Dr. Srini Pillay (MD), Harvard Professor and author of Your Brain and Business: The Neuroscience of Great Leaders, wrote an article this week called What to Do When You Can’t Control Stress. This excellent piece points out that stress is indeed hard to shed under certain circumstances, but the greatest power is in Letting Go, and we can all accomplish this with basic breathing exercises, meditation, etc. How many of us know how to do this, but in fact don’t do it, even when under stress?
I also liked this blog by Paul Hudson, a young writer, philosopher, music producer and DJ living in New York, called 15 Things Emotionally Strong People Don’t Do. Although I generally prefer positively worded, affirmative advice, this piece really hits home on what we do when our moods change under stress. Since one of the key challenges we face under stress is how to reframe things more positively, your challenge in reading this article is to understand the flip side of each of the 15 items. It’s easy and obvious when you read the piece!

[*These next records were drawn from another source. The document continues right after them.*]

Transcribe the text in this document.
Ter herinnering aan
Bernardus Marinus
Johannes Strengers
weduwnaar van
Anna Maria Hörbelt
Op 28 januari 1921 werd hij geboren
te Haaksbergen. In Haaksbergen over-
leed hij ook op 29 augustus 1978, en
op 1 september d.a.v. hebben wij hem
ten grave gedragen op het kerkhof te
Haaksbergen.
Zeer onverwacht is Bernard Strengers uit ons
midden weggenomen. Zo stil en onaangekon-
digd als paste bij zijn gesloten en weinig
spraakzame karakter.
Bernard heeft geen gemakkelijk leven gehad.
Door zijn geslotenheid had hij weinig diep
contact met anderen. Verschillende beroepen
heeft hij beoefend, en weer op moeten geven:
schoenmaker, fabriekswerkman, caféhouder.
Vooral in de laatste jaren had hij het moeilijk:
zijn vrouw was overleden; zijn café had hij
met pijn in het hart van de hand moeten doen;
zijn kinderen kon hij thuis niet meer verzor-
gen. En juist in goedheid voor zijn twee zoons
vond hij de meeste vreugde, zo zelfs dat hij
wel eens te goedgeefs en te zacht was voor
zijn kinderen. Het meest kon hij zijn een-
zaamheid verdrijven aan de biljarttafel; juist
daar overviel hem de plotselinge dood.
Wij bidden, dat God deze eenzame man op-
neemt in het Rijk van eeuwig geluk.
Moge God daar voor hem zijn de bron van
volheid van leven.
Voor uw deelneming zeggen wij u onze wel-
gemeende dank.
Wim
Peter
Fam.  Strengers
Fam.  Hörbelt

The last tool I found this past week was by Henrik Edberg, who writes PositivityBlog.com. I always love Henrik’s point of view. This article is called How to Stop Worrying: 9 Simple Habits. It is absolutely brilliant and succinct in pointing out how we can “do a number” on ourselves inside our own heads, BUT, we don’t have to! He quotes Winston Churchill, who said: “When I look back on all these worries, I remember the story of the old man who said on his deathbed that he had had a lot of trouble in his life, most of which had never happened.” Henrik gives very realistic tools on how to restore balance and get back to normal.
You might guess that this article is prompted by the writer having gone through a rough patch of stress in the last few weeks, and you’d be right. With these tools and a little help from my friends, I got by and I found these ideas valuable and important enough to pass them along to you. Good luck!